In a strange way, Jez saved me from a lifetime in a bad marriage. Even though my confidence and self-esteem were dropping through the floor and I was being told I was selfish, crazy, lazy and ugly, there was always some part of me that was able to resist. In my marriage to Jez I felt respected, secure, confident, desired and loved. So, when my ex-husband was telling me ‘all marriages are like this’ as an excuse for his behaviour I was able to say ‘no, they’re not’. It was this knowledge of a loving, equal and successful partnership that finally made me go to someone and say ‘this is happening in my marriage and I don’t think it’s normal’. Without that knowledge I may have stayed there for years becoming ever more broken.

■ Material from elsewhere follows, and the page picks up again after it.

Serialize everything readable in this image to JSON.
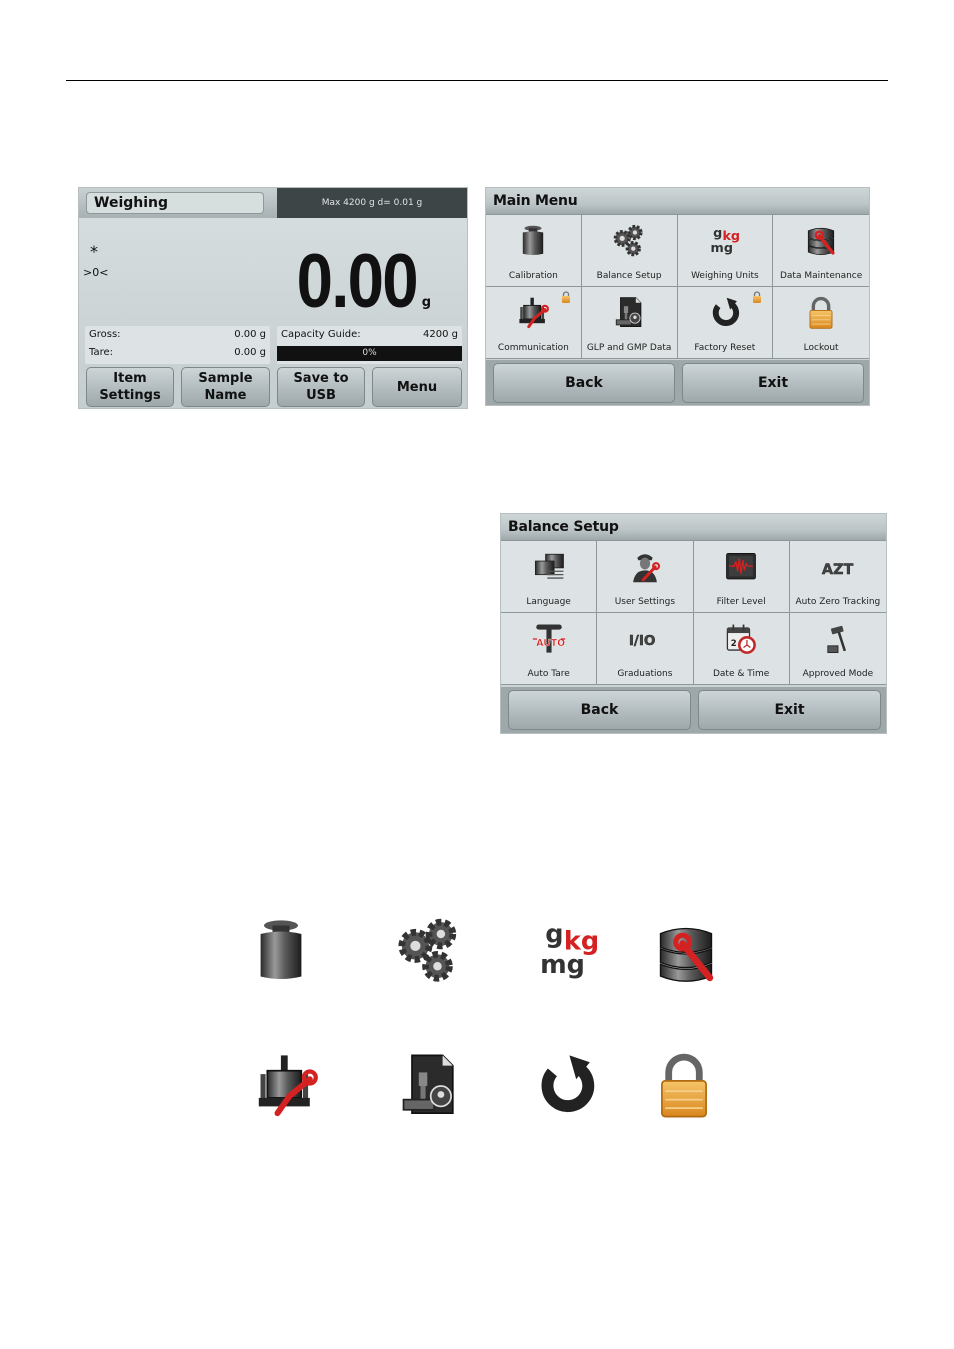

With this realisation in mind this year I am going to do something to mark the anniversary of Jez’s death with my family around me. On the evening before we are going to a place he loved most and light a candle, then after we’ve sat and thought a while we are going to leave the candle burning so that the light will burn through the night and then fade out in the early hours of the morning just like Jez did. Then I will carry on moving forwards, like the incredible Stephen Sutton, measuring my life not in time, but in the difference I can make.

‘the love between a writer and a reader is never celebrated. It can never be proved to exist. But he was the man I loved most. He was the reader for whom I wrote. That’s what my writing was. Messages in bottles’.
Patricia Duncker ‘Hallucinating Foucault’.



1 comment:

  1. Very moving - thank you for sharing this. I'm so pleased that things are coming right for you again.

    And the candle idea is beautiful.